Tapping New Revenue Models: Online Poker

Online Gaming Poker

Online gaming may not be legal all over the world, but for the US states of Iowa, Florida and California this may change soon, as a bill already approved in New Jersey, is expected to pass. The bill would let people 21 and over legally play online poker. For California, for instance, online gambling could become a strong revenue model, if appropriate taxes and regulations are in place. Currently online poker is an underground economy, but Melanie Brenner, the executive director of Poker Voters of America, has hopes that California will soon see its own intrastate online poker bill passing.

“Supporters of online gambling say that the recession – and California’s $26.6 billion budget deficit – have improved the prospects of tapping the state’s estimated 500,000 online poker players to eventually bring the state $100 million a year in tax revenue and 1,100 to 3,000 new tech-related jobs,” — San Francisco Chronicle reported.

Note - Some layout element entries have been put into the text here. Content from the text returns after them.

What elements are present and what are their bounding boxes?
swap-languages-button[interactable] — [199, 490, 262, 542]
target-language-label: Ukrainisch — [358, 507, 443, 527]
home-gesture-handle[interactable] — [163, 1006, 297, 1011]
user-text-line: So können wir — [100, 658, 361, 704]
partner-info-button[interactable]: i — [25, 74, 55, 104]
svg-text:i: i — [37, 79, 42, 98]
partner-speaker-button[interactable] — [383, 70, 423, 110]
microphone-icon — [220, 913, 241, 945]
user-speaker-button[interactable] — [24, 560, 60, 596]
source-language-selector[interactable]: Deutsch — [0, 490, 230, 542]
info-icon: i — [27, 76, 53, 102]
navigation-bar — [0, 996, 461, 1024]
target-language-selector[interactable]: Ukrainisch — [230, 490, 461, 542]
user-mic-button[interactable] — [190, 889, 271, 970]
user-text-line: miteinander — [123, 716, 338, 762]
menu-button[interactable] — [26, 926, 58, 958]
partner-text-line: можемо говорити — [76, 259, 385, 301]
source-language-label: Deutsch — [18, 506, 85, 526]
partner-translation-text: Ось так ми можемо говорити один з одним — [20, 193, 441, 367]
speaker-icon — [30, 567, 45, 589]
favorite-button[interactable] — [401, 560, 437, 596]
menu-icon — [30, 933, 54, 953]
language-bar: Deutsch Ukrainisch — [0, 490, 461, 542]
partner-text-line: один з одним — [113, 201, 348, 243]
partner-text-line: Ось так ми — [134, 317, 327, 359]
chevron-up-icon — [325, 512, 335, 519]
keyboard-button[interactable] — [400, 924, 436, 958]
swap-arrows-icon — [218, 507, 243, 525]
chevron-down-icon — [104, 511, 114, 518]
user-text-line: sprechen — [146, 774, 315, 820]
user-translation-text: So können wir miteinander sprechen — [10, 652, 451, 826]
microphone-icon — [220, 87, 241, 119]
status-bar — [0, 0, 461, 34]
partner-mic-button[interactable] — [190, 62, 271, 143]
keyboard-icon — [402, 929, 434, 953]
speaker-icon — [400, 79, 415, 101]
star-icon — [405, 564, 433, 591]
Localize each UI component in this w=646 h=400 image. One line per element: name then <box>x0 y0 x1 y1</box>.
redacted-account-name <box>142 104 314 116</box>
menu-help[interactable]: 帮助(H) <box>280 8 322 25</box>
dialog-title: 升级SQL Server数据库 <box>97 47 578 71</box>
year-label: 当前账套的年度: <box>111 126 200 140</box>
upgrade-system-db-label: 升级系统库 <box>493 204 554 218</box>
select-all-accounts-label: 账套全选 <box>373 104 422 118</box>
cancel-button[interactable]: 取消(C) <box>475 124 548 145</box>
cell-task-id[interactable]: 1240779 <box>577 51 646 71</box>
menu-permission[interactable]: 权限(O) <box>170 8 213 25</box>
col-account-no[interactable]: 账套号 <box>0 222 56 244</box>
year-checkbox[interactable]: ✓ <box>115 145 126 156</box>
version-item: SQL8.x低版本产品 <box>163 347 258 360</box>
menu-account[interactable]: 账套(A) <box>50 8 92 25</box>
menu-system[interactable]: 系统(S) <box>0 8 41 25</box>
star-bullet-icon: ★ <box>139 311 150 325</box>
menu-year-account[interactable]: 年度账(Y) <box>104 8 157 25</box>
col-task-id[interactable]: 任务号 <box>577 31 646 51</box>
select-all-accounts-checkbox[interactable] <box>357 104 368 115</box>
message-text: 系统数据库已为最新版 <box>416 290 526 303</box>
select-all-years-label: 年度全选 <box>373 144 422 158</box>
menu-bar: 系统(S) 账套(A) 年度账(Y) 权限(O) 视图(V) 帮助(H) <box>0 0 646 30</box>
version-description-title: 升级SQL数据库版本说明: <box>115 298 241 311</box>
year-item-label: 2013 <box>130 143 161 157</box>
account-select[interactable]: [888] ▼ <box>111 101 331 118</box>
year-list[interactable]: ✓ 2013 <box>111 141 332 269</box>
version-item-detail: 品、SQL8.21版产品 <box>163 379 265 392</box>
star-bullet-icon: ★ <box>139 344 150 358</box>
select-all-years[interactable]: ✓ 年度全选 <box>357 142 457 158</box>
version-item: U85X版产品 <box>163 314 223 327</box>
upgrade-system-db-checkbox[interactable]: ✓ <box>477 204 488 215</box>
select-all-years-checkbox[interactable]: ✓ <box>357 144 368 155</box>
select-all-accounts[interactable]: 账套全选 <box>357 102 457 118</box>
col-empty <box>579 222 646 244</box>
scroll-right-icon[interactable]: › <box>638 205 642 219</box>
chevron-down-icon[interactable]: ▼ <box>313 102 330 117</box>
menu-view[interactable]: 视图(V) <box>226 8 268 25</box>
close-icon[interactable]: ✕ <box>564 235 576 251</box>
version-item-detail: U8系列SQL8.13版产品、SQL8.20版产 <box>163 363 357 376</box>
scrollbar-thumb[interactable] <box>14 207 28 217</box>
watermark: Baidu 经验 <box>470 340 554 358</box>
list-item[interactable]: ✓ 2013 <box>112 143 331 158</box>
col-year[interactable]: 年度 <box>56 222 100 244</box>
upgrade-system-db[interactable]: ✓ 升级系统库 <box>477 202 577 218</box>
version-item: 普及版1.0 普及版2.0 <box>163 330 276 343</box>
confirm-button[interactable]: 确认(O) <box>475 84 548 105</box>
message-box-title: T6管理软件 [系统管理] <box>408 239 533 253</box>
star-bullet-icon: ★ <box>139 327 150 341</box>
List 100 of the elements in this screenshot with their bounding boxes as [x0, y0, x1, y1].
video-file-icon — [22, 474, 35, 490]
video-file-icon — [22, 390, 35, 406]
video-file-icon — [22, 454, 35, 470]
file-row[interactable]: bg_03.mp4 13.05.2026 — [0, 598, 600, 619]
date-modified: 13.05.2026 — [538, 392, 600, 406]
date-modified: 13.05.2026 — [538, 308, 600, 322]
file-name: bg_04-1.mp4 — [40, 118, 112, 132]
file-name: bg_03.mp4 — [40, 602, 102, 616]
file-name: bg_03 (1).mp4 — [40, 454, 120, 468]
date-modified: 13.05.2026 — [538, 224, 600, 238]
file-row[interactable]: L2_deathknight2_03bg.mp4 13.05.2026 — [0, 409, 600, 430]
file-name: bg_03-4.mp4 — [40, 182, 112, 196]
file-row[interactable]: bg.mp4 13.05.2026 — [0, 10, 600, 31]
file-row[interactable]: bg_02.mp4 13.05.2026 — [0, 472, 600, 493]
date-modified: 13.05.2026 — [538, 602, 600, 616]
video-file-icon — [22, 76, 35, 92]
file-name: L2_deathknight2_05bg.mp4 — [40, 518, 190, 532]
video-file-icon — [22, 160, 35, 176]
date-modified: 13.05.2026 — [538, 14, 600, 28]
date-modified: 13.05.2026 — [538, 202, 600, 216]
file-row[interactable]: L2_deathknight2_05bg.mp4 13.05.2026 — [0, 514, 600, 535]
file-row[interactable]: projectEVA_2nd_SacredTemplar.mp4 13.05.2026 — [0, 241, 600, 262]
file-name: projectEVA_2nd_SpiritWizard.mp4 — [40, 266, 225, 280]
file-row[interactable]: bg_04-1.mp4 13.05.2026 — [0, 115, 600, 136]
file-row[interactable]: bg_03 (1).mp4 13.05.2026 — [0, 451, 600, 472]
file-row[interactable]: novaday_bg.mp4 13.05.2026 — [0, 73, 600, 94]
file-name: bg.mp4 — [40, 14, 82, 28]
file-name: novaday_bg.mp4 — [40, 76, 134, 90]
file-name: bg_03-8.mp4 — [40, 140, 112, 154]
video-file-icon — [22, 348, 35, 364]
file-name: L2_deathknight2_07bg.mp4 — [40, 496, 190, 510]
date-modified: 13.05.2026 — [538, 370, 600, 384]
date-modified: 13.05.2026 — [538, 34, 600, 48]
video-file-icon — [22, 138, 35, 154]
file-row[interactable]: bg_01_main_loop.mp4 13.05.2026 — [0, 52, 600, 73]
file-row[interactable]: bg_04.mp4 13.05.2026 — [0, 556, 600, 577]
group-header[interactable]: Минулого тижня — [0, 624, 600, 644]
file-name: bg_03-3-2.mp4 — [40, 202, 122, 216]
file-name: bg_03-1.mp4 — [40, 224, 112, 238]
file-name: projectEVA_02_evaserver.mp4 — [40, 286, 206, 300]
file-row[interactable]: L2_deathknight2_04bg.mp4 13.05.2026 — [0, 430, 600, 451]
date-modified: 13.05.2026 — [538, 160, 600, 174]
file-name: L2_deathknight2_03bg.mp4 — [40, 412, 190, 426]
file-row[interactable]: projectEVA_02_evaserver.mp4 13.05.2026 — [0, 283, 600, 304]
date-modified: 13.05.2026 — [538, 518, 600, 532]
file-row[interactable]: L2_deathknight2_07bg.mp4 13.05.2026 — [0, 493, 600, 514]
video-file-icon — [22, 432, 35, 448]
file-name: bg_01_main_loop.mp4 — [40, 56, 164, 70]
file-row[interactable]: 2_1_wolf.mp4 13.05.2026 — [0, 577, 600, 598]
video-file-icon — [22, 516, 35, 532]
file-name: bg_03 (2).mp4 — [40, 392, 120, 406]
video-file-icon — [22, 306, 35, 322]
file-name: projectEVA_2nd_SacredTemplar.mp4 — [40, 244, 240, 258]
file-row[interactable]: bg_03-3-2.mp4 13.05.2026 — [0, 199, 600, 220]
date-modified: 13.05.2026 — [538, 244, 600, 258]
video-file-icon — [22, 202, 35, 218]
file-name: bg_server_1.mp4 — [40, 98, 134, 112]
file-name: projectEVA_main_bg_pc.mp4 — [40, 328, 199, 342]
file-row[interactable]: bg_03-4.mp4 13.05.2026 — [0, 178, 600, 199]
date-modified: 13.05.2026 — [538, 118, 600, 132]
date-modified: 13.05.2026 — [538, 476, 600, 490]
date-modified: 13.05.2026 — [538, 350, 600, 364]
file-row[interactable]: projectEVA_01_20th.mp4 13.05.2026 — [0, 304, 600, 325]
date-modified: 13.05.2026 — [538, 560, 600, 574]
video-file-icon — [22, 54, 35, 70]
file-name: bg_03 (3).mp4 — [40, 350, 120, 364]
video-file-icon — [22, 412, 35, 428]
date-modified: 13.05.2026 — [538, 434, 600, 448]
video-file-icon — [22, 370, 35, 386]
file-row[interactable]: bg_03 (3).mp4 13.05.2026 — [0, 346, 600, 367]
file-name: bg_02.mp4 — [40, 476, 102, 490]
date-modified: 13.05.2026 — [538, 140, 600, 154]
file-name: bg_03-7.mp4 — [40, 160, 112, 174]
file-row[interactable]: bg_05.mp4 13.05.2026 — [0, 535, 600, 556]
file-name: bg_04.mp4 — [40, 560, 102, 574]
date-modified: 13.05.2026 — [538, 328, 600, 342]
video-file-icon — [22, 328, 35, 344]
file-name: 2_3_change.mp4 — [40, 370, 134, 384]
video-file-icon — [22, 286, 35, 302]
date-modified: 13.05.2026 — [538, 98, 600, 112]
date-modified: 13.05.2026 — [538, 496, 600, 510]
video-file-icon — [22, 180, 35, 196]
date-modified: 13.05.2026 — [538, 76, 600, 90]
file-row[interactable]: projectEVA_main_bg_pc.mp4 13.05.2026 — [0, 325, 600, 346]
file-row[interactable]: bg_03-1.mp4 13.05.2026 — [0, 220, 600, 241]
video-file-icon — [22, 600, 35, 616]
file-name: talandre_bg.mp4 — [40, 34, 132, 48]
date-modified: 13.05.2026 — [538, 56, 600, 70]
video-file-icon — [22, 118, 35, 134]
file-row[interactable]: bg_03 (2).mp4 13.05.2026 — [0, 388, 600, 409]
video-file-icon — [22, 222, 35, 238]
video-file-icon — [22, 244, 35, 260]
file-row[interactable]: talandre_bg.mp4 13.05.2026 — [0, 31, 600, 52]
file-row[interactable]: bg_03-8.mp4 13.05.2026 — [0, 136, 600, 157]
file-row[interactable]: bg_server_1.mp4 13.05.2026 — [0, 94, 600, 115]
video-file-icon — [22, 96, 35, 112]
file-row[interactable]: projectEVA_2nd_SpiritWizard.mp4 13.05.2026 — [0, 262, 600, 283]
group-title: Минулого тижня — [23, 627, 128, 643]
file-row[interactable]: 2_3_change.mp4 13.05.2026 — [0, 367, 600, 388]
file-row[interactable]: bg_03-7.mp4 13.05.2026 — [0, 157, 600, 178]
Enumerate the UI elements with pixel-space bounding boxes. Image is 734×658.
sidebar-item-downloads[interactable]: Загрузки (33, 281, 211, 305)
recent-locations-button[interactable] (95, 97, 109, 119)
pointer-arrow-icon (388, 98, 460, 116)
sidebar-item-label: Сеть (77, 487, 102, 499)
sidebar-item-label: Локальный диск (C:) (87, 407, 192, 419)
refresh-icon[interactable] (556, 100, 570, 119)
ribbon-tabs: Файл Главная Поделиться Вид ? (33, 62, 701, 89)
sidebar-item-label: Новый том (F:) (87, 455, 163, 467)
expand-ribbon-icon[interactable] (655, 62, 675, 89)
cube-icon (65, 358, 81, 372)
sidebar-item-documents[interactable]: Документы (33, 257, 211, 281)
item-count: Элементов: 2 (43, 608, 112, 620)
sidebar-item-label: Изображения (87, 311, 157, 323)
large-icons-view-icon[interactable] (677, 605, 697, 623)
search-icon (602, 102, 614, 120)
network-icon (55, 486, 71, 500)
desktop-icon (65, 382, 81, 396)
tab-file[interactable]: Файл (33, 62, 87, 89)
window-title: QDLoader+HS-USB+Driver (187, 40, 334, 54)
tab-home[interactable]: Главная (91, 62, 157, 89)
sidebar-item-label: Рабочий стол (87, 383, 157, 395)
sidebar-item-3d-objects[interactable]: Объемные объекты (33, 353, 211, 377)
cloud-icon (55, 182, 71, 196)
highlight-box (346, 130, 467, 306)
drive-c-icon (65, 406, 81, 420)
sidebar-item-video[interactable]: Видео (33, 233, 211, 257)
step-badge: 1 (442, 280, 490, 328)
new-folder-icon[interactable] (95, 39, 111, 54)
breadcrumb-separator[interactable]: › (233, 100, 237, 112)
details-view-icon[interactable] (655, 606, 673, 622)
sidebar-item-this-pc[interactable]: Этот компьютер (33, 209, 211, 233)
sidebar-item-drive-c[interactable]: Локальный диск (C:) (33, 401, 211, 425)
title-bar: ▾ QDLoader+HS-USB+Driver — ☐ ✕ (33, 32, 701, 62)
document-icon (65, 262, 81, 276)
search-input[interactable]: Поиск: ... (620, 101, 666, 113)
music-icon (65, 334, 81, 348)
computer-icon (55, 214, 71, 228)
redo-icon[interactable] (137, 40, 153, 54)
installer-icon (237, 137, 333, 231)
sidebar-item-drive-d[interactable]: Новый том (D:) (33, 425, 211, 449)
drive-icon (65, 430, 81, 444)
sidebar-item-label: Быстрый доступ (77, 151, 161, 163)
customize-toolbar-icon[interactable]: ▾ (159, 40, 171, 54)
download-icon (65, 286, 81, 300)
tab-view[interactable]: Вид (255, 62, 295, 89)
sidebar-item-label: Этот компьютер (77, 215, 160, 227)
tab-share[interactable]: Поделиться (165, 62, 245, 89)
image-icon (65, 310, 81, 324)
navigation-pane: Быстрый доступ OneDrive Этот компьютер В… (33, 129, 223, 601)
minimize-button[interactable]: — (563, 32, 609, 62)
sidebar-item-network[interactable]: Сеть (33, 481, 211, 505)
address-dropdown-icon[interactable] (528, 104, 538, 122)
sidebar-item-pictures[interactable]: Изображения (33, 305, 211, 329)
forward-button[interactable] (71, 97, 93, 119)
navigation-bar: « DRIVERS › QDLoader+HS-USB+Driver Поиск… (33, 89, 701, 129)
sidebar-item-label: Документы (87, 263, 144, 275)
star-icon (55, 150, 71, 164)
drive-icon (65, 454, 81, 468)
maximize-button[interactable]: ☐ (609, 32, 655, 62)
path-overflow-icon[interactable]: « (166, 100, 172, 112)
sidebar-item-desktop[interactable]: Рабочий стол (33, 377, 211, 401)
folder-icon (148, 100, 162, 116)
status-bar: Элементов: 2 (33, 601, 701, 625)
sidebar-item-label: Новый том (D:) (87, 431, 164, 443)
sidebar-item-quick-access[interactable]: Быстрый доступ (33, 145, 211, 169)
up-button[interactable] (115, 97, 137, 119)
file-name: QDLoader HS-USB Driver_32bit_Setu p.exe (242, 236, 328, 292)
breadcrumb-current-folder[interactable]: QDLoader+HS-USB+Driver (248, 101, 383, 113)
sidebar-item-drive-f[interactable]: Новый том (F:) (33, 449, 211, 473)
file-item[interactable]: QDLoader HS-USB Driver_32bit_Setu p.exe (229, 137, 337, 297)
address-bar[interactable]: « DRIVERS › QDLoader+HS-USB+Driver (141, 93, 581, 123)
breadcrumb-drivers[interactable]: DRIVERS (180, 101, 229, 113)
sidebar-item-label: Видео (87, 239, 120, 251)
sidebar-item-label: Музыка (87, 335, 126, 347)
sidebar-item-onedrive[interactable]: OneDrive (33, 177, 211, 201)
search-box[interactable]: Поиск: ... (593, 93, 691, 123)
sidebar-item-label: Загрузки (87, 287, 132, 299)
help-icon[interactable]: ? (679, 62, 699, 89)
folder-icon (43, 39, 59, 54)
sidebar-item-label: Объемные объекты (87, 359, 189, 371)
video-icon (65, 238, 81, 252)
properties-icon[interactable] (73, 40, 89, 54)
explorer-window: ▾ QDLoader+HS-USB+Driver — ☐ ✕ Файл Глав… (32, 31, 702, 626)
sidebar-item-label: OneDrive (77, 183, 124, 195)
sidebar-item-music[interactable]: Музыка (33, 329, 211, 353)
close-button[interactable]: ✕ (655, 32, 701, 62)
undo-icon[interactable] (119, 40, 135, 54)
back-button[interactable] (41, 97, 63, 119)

However, the state-by-state approach is not met with too much enthusiasm by the staff of the Poker Players Alliance, which is pushing for federal legislation. Nevertheless, state-by-state legislation would bring federal online gaming supporters closer to their goal.

If online gambling gets a legal status in more states across the U.S. there will be new social media and PR trends as well. Small site owners will no longer shy in displaying gambling ads on their sites, and the advertising industry will know a boom similar to that in the UK, where a commercial out of three promotes a bingo site, or an online poker site. The online gaming industry in UK is serious business.

Poker PR is somehow an underground industry in the U.S. – but with new federal legislation in place for online poker, it could become mainstream. There is already a strong business model in the UK, where online poker is growing stronger and stronger since 2003. The efforts of making online poker interesting and relevant to audiences is obvious – commercials as the one featured above run on all British TV channels (except channels for children) at maximum audience hours. In addition, local PRs make all possible efforts to get media coverage for poker-related stories such as winner stories, big cash prizes, tournaments, and so on.

While in UK is relatively easy to deliver media-friendly material to feed to journalists and bloggers, the model cannot be easily duplicated in the US, where journalist are still cynical about online poker and online gaming sites. There’s a fine line between legal and prohibited – a risk the U.S. media is not willing (yet) to take. But with proper legislation in place, even the mainstream media will gain a lot: selling ad space for online casinos was always a profitable business.